2005-02-23 Thread Vladimir Dergachev
Hi Aapo,
  I have been thinking about this as well - the current code is just the 
attempt to get multitexturing working a little bit, apparently there is 
some info that is missing from r300_reg.h, or perhaps I misunderstood 
something.

  With regard to state switching, it might be worth it to simply hash 
various configuration (fog on /fog off, etc) and just upload state 
difference on such changes.

  This would not be too complicated to implement, whatever the mechanism 
of shader generation.

  Btw, another interesting link would be:
  http://ati.com/developer/samples/dx9/FixedFuncShader.html
  There is even some code to look at.
  Lastly, if you are in the mood to play with this please do - there is 
nothing wrong with trying multiple approaches.
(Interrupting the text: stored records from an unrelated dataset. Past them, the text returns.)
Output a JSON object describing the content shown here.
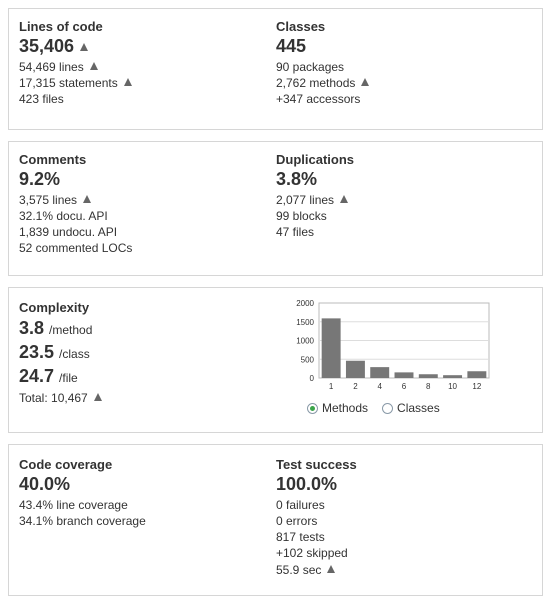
{
  "size": {
    "title": "Lines of code",
    "value": "35,406",
    "lines": "54,469 lines",
    "statements": "17,315 statements",
    "files": "423 files"
  },
  "classes": {
    "title": "Classes",
    "value": "445",
    "packages": "90 packages",
    "methods": "2,762 methods",
    "accessors": "+347 accessors"
  },
  "comments": {
    "title": "Comments",
    "value": "9.2%",
    "lines": "3,575 lines",
    "docu_api": "32.1% docu. API",
    "undocu_api": "1,839 undocu. API",
    "commented_locs": "52 commented LOCs"
  },
  "duplications": {
    "title": "Duplications",
    "value": "3.8%",
    "lines": "2,077 lines",
    "blocks": "99 blocks",
    "files": "47 files"
  },
  "complexity": {
    "title": "Complexity",
    "per_method_value": "3.8",
    "per_method_unit": "/method",
    "per_class_value": "23.5",
    "per_class_unit": "/class",
    "per_file_value": "24.7",
    "per_file_unit": "/file",
    "total": "Total: 10,467",
    "radio_methods": "Methods",
    "radio_classes": "Classes",
    "selected": "Methods"
  },
  "coverage": {
    "title": "Code coverage",
    "value": "40.0%",
    "line_coverage": "43.4% line coverage",
    "branch_coverage": "34.1% branch coverage"
  },
  "tests": {
    "title": "Test success",
    "value": "100.0%",
    "failures": "0 failures",
    "errors": "0 errors",
    "tests": "817 tests",
    "skipped": "+102 skipped",
    "duration": "55.9 sec"
  },
  "colors": {
    "bar": "#777777",
    "border": "#d6d6d6",
    "trend_icon": "#666666",
    "radio_selected": "#3ba54a"
  },
  "icons": [
    "trend-up-icon",
    "radio-icon"
  ],
  "chart_data": {
    "type": "bar",
    "categories": [
      "1",
      "2",
      "4",
      "6",
      "8",
      "10",
      "12"
    ],
    "values": [
      1590,
      460,
      290,
      150,
      100,
      75,
      180
    ],
    "ylim": [
      0,
      2000
    ],
    "yticks": [
      "2000",
      "1500",
      "1000",
      "500",
      "0"
    ],
    "grid": true,
    "legend": "none"
  }
}
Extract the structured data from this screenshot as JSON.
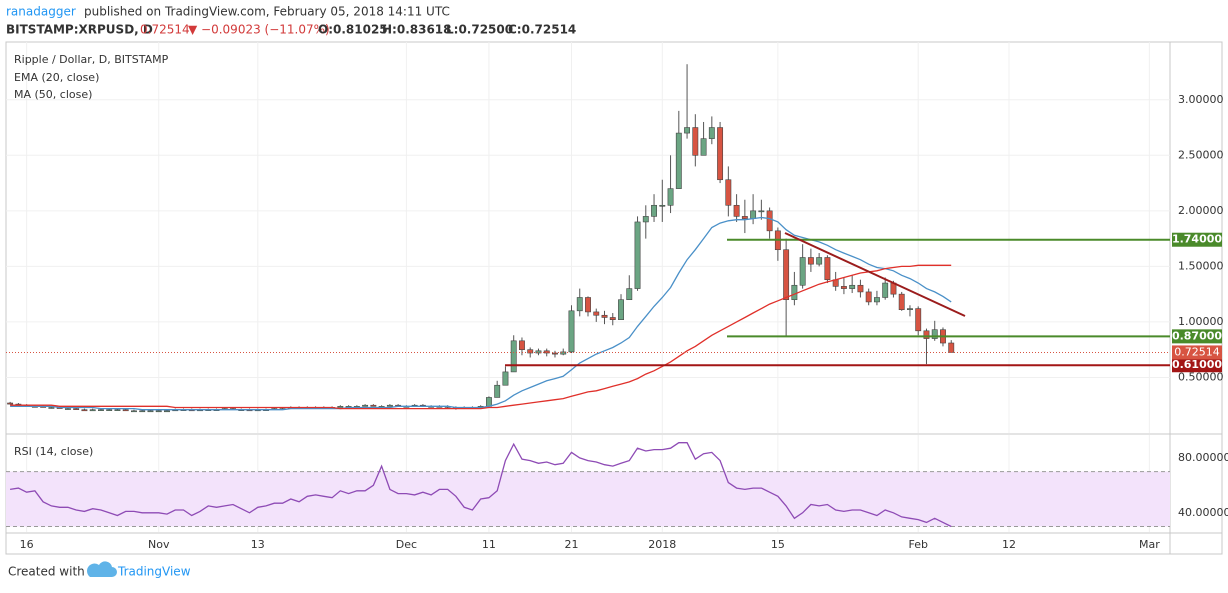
{
  "header": {
    "author": "ranadagger",
    "published": "published on TradingView.com, February 05, 2018 14:11 UTC",
    "symbol": "BITSTAMP:XRPUSD, D",
    "last": "0.72514",
    "change": "▼ −0.09023 (−11.07%)",
    "ohlc": [
      "O:0.81025",
      "H:0.83618",
      "L:0.72500",
      "C:0.72514"
    ]
  },
  "chart_data": [
    {
      "type": "candlestick",
      "title": "Ripple / Dollar, D, BITSTAMP",
      "categories": [
        null,
        null,
        "16",
        null,
        null,
        null,
        null,
        null,
        null,
        null,
        null,
        null,
        null,
        null,
        null,
        null,
        null,
        null,
        "Nov",
        null,
        null,
        null,
        null,
        null,
        null,
        null,
        null,
        null,
        null,
        null,
        "13",
        null,
        null,
        null,
        null,
        null,
        null,
        null,
        null,
        null,
        null,
        null,
        null,
        null,
        null,
        null,
        null,
        null,
        "Dec",
        null,
        null,
        null,
        null,
        null,
        null,
        null,
        null,
        null,
        "11",
        null,
        null,
        null,
        null,
        null,
        null,
        null,
        null,
        null,
        "21",
        null,
        null,
        null,
        null,
        null,
        null,
        null,
        null,
        null,
        null,
        "2018",
        null,
        null,
        null,
        null,
        null,
        null,
        null,
        null,
        null,
        null,
        null,
        null,
        null,
        "15",
        null,
        null,
        null,
        null,
        null,
        null,
        null,
        null,
        null,
        null,
        null,
        null,
        null,
        null,
        null,
        null,
        "Feb",
        null,
        null,
        null,
        null,
        null,
        null,
        null,
        null,
        null,
        null,
        "12",
        null,
        null,
        null,
        null,
        null,
        null,
        null,
        null,
        null,
        null,
        null,
        null,
        null,
        null,
        null,
        null,
        "Mar",
        null,
        null
      ],
      "open": [
        0.27,
        0.26,
        0.25,
        0.24,
        0.24,
        0.23,
        0.23,
        0.22,
        0.22,
        0.21,
        0.2,
        0.21,
        0.21,
        0.21,
        0.21,
        0.2,
        0.2,
        0.2,
        0.2,
        0.2,
        0.2,
        0.21,
        0.21,
        0.2,
        0.21,
        0.21,
        0.21,
        0.22,
        0.21,
        0.21,
        0.2,
        0.21,
        0.21,
        0.22,
        0.22,
        0.23,
        0.23,
        0.23,
        0.23,
        0.23,
        0.23,
        0.24,
        0.24,
        0.24,
        0.25,
        0.24,
        0.24,
        0.25,
        0.24,
        0.24,
        0.25,
        0.24,
        0.24,
        0.24,
        0.23,
        0.22,
        0.23,
        0.23,
        0.24,
        0.32,
        0.43,
        0.55,
        0.83,
        0.75,
        0.72,
        0.74,
        0.72,
        0.71,
        0.73,
        1.1,
        1.22,
        1.09,
        1.06,
        1.04,
        1.02,
        1.2,
        1.3,
        1.9,
        1.95,
        2.05,
        2.05,
        2.2,
        2.7,
        2.75,
        2.5,
        2.65,
        2.75,
        2.28,
        2.05,
        1.95,
        1.93,
        2.0,
        2.0,
        1.82,
        1.65,
        1.2,
        1.33,
        1.58,
        1.52,
        1.58,
        1.38,
        1.32,
        1.3,
        1.33,
        1.27,
        1.18,
        1.22,
        1.35,
        1.25,
        1.11,
        1.12,
        0.92,
        0.85,
        0.93,
        0.81025,
        null,
        null,
        null,
        null,
        null,
        null,
        null,
        null,
        null,
        null,
        null,
        null,
        null,
        null,
        null,
        null,
        null,
        null,
        null,
        null,
        null,
        null,
        null,
        null,
        null,
        null
      ],
      "high": [
        0.28,
        0.27,
        0.26,
        0.25,
        0.25,
        0.24,
        0.24,
        0.23,
        0.23,
        0.22,
        0.22,
        0.22,
        0.22,
        0.22,
        0.22,
        0.21,
        0.21,
        0.21,
        0.21,
        0.21,
        0.22,
        0.22,
        0.22,
        0.22,
        0.22,
        0.22,
        0.23,
        0.23,
        0.22,
        0.22,
        0.22,
        0.22,
        0.23,
        0.23,
        0.24,
        0.24,
        0.24,
        0.24,
        0.24,
        0.24,
        0.25,
        0.25,
        0.25,
        0.26,
        0.26,
        0.25,
        0.26,
        0.26,
        0.25,
        0.26,
        0.26,
        0.25,
        0.25,
        0.25,
        0.24,
        0.24,
        0.24,
        0.25,
        0.33,
        0.47,
        0.6,
        0.88,
        0.86,
        0.77,
        0.76,
        0.76,
        0.74,
        0.76,
        1.15,
        1.3,
        1.23,
        1.12,
        1.1,
        1.08,
        1.25,
        1.42,
        1.95,
        2.05,
        2.15,
        2.28,
        2.5,
        2.9,
        3.32,
        2.87,
        2.8,
        2.85,
        2.8,
        2.4,
        2.15,
        2.1,
        2.15,
        2.1,
        2.03,
        1.85,
        1.75,
        1.45,
        1.7,
        1.66,
        1.62,
        1.6,
        1.45,
        1.4,
        1.42,
        1.38,
        1.3,
        1.28,
        1.4,
        1.37,
        1.27,
        1.15,
        1.14,
        0.94,
        1.01,
        0.95,
        0.83618,
        null,
        null,
        null,
        null,
        null,
        null,
        null,
        null,
        null,
        null,
        null,
        null,
        null,
        null,
        null,
        null,
        null,
        null,
        null,
        null,
        null,
        null,
        null,
        null,
        null,
        null
      ],
      "low": [
        0.26,
        0.25,
        0.24,
        0.23,
        0.23,
        0.22,
        0.22,
        0.21,
        0.21,
        0.2,
        0.2,
        0.2,
        0.2,
        0.2,
        0.2,
        0.19,
        0.19,
        0.19,
        0.19,
        0.19,
        0.2,
        0.2,
        0.2,
        0.2,
        0.2,
        0.2,
        0.21,
        0.21,
        0.2,
        0.2,
        0.2,
        0.2,
        0.21,
        0.21,
        0.22,
        0.22,
        0.22,
        0.22,
        0.22,
        0.22,
        0.23,
        0.23,
        0.23,
        0.24,
        0.24,
        0.23,
        0.24,
        0.24,
        0.23,
        0.24,
        0.24,
        0.23,
        0.23,
        0.22,
        0.21,
        0.22,
        0.22,
        0.23,
        0.24,
        0.32,
        0.43,
        0.55,
        0.7,
        0.68,
        0.7,
        0.69,
        0.68,
        0.7,
        0.72,
        1.05,
        1.05,
        1.0,
        0.98,
        0.97,
        1.02,
        1.2,
        1.28,
        1.75,
        1.9,
        1.9,
        1.98,
        2.2,
        2.65,
        2.4,
        2.5,
        2.6,
        2.25,
        1.95,
        1.9,
        1.8,
        1.88,
        1.92,
        1.75,
        1.55,
        0.87,
        1.15,
        1.3,
        1.45,
        1.5,
        1.35,
        1.28,
        1.25,
        1.26,
        1.22,
        1.15,
        1.15,
        1.2,
        1.22,
        1.1,
        1.05,
        0.88,
        0.62,
        0.83,
        0.78,
        0.725,
        null,
        null,
        null,
        null,
        null,
        null,
        null,
        null,
        null,
        null,
        null,
        null,
        null,
        null,
        null,
        null,
        null,
        null,
        null,
        null,
        null,
        null,
        null,
        null,
        null,
        null
      ],
      "close": [
        0.26,
        0.25,
        0.24,
        0.24,
        0.23,
        0.23,
        0.22,
        0.22,
        0.21,
        0.2,
        0.21,
        0.21,
        0.21,
        0.21,
        0.2,
        0.2,
        0.2,
        0.2,
        0.2,
        0.2,
        0.21,
        0.21,
        0.2,
        0.21,
        0.21,
        0.21,
        0.22,
        0.21,
        0.21,
        0.2,
        0.21,
        0.21,
        0.22,
        0.22,
        0.23,
        0.23,
        0.23,
        0.23,
        0.23,
        0.23,
        0.24,
        0.24,
        0.24,
        0.25,
        0.24,
        0.24,
        0.25,
        0.24,
        0.24,
        0.25,
        0.24,
        0.24,
        0.24,
        0.23,
        0.22,
        0.23,
        0.23,
        0.24,
        0.32,
        0.43,
        0.55,
        0.83,
        0.75,
        0.72,
        0.74,
        0.72,
        0.71,
        0.73,
        1.1,
        1.22,
        1.09,
        1.06,
        1.04,
        1.02,
        1.2,
        1.3,
        1.9,
        1.95,
        2.05,
        2.05,
        2.2,
        2.7,
        2.75,
        2.5,
        2.65,
        2.75,
        2.28,
        2.05,
        1.95,
        1.93,
        2.0,
        2.0,
        1.82,
        1.65,
        1.2,
        1.33,
        1.58,
        1.52,
        1.58,
        1.38,
        1.32,
        1.3,
        1.33,
        1.27,
        1.18,
        1.22,
        1.35,
        1.25,
        1.11,
        1.12,
        0.92,
        0.85,
        0.93,
        0.81,
        0.72514,
        null,
        null,
        null,
        null,
        null,
        null,
        null,
        null,
        null,
        null,
        null,
        null,
        null,
        null,
        null,
        null,
        null,
        null,
        null,
        null,
        null,
        null,
        null,
        null,
        null,
        null
      ],
      "up_color": "#6ba583",
      "down_color": "#d75442",
      "series": [
        {
          "name": "EMA (20, close)",
          "color": "#4a90c8",
          "values": [
            0.24,
            0.24,
            0.24,
            0.24,
            0.24,
            0.24,
            0.23,
            0.23,
            0.23,
            0.23,
            0.23,
            0.22,
            0.22,
            0.22,
            0.22,
            0.22,
            0.21,
            0.21,
            0.21,
            0.21,
            0.21,
            0.21,
            0.21,
            0.21,
            0.21,
            0.21,
            0.21,
            0.21,
            0.21,
            0.21,
            0.21,
            0.21,
            0.21,
            0.21,
            0.22,
            0.22,
            0.22,
            0.22,
            0.22,
            0.22,
            0.22,
            0.23,
            0.23,
            0.23,
            0.23,
            0.23,
            0.23,
            0.24,
            0.24,
            0.24,
            0.24,
            0.24,
            0.24,
            0.24,
            0.23,
            0.23,
            0.23,
            0.23,
            0.24,
            0.26,
            0.29,
            0.34,
            0.38,
            0.41,
            0.44,
            0.47,
            0.49,
            0.51,
            0.57,
            0.63,
            0.67,
            0.71,
            0.74,
            0.77,
            0.81,
            0.86,
            0.96,
            1.05,
            1.14,
            1.22,
            1.31,
            1.44,
            1.56,
            1.65,
            1.75,
            1.85,
            1.89,
            1.91,
            1.92,
            1.92,
            1.93,
            1.94,
            1.93,
            1.9,
            1.83,
            1.78,
            1.76,
            1.74,
            1.72,
            1.69,
            1.65,
            1.62,
            1.59,
            1.56,
            1.52,
            1.49,
            1.48,
            1.46,
            1.42,
            1.39,
            1.35,
            1.3,
            1.27,
            1.23,
            1.18,
            null,
            null,
            null,
            null,
            null,
            null,
            null,
            null,
            null,
            null,
            null,
            null,
            null,
            null,
            null,
            null,
            null,
            null,
            null,
            null,
            null,
            null,
            null,
            null,
            null,
            null
          ]
        },
        {
          "name": "MA (50, close)",
          "color": "#e0302a",
          "values": [
            0.25,
            0.25,
            0.25,
            0.25,
            0.25,
            0.25,
            0.24,
            0.24,
            0.24,
            0.24,
            0.24,
            0.24,
            0.24,
            0.24,
            0.24,
            0.24,
            0.24,
            0.24,
            0.24,
            0.24,
            0.23,
            0.23,
            0.23,
            0.23,
            0.23,
            0.23,
            0.23,
            0.23,
            0.23,
            0.23,
            0.23,
            0.23,
            0.23,
            0.23,
            0.23,
            0.23,
            0.23,
            0.23,
            0.23,
            0.23,
            0.22,
            0.22,
            0.22,
            0.22,
            0.22,
            0.22,
            0.22,
            0.22,
            0.22,
            0.22,
            0.22,
            0.22,
            0.22,
            0.22,
            0.22,
            0.22,
            0.22,
            0.22,
            0.23,
            0.23,
            0.24,
            0.25,
            0.26,
            0.27,
            0.28,
            0.29,
            0.3,
            0.31,
            0.33,
            0.35,
            0.37,
            0.38,
            0.4,
            0.42,
            0.44,
            0.46,
            0.49,
            0.53,
            0.56,
            0.6,
            0.64,
            0.69,
            0.74,
            0.78,
            0.83,
            0.88,
            0.92,
            0.96,
            1.0,
            1.04,
            1.08,
            1.12,
            1.16,
            1.19,
            1.22,
            1.25,
            1.28,
            1.31,
            1.34,
            1.36,
            1.38,
            1.4,
            1.42,
            1.44,
            1.45,
            1.46,
            1.48,
            1.49,
            1.5,
            1.5,
            1.51,
            1.51,
            1.51,
            1.51,
            1.51,
            null,
            null,
            null,
            null,
            null,
            null,
            null,
            null,
            null,
            null,
            null,
            null,
            null,
            null,
            null,
            null,
            null,
            null,
            null,
            null,
            null,
            null,
            null,
            null,
            null,
            null
          ]
        }
      ],
      "ylim": [
        0,
        3.52
      ],
      "yticks": [
        {
          "value": 0.5,
          "label": "0.50000"
        },
        {
          "value": 1,
          "label": "1.00000"
        },
        {
          "value": 1.5,
          "label": "1.50000"
        },
        {
          "value": 2,
          "label": "2.00000"
        },
        {
          "value": 2.5,
          "label": "2.50000"
        },
        {
          "value": 3,
          "label": "3.00000"
        }
      ],
      "levels": [
        {
          "value": 1.74,
          "label": "1.74000",
          "color": "#4a8a2a"
        },
        {
          "value": 0.87,
          "label": "0.87000",
          "color": "#4a8a2a"
        },
        {
          "value": 0.61,
          "label": "0.61000",
          "color": "#a31515"
        }
      ],
      "grid": true
    },
    {
      "type": "line",
      "series": [
        {
          "name": "RSI (14, close)",
          "color": "#8e4bb5",
          "values": [
            57,
            58,
            55,
            56,
            48,
            45,
            44,
            44,
            42,
            41,
            43,
            42,
            40,
            38,
            41,
            41,
            40,
            40,
            40,
            39,
            42,
            42,
            38,
            41,
            45,
            44,
            45,
            46,
            43,
            40,
            44,
            45,
            47,
            47,
            50,
            48,
            52,
            53,
            52,
            51,
            56,
            54,
            56,
            56,
            60,
            74,
            57,
            54,
            54,
            53,
            55,
            53,
            57,
            57,
            52,
            44,
            42,
            50,
            51,
            56,
            78,
            90,
            79,
            78,
            76,
            77,
            75,
            76,
            84,
            80,
            78,
            77,
            75,
            74,
            76,
            78,
            87,
            85,
            86,
            86,
            87,
            91,
            91,
            79,
            83,
            84,
            78,
            62,
            58,
            57,
            58,
            58,
            55,
            52,
            45,
            36,
            40,
            46,
            45,
            46,
            42,
            41,
            42,
            42,
            40,
            38,
            42,
            40,
            37,
            36,
            35,
            33,
            36,
            33,
            30,
            null,
            null,
            null,
            null,
            null,
            null,
            null,
            null,
            null,
            null,
            null,
            null,
            null,
            null,
            null,
            null,
            null,
            null,
            null,
            null,
            null,
            null,
            null,
            null,
            null,
            null
          ]
        }
      ],
      "ylim": [
        26,
        93
      ],
      "yticks": [
        {
          "value": 40,
          "label": "40.00000"
        },
        {
          "value": 80,
          "label": "80.00000"
        }
      ],
      "band": [
        30,
        70
      ],
      "band_color": "#f3e3fb"
    }
  ],
  "footer": {
    "created_with": "Created with",
    "brand": "TradingView"
  }
}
The important code in R300
driver has already been rewritten several times (AOS code handling, 
primitive submissions paths, etc)

What worked for ATI will not necessarily work for us, as getting the last 
fps is not as important as having a stable and maintainable driver. Thus 
we can (and do need to) experiment.

 best
 Vladimir Dergachev
On Wed, 23 Feb 2005, Aapo Tahkola wrote:
Greetings all.
I noticed that the code generation for r300 fixed pipeline has just
started and decided to start this discussion before the actual
implementation gets going at full speed.
To cut to the chase, I would like to suggest alternative implementation
using mesas struct vertex_program as a placeholder for fragments.
As a fragment I mean smallest possible piece of code that can be combined
into final program.
Some examples could be: directional light, exponental fog, ...
http://www.idi.ntnu.no/grupper/su/sif8094-reports/2002/p10.pdf should give
you a some idea what I mean.
IMO pretty much only benefit that could be achieved by implementing fixed
pipeline by using mesas structures and functions is its generality.
You could make it run on any chip that supports vertex programs. And I do
not only mean full pipeline but just eg. fog.
Im pretty founded of the possibility that mesa could implement parts that
driver wants as vertex program fallbacks like this.
Im not saying that by drivers supporting vertex programs would give it
support for these fallbacks as I dont think translation from mesas
representation to chip specific form just isnt fast enough for single
state changes. Therefore fragments should be translated into form that
chip wants only once(during first state change) or upon context creation.
Completely different aproach would be to have only one fragment of each
type and call them to get desired results.
However I havent noticed anything in r300 that would even make this even
close to possible.
Though I think hardware vendors move into that direction sooner or later.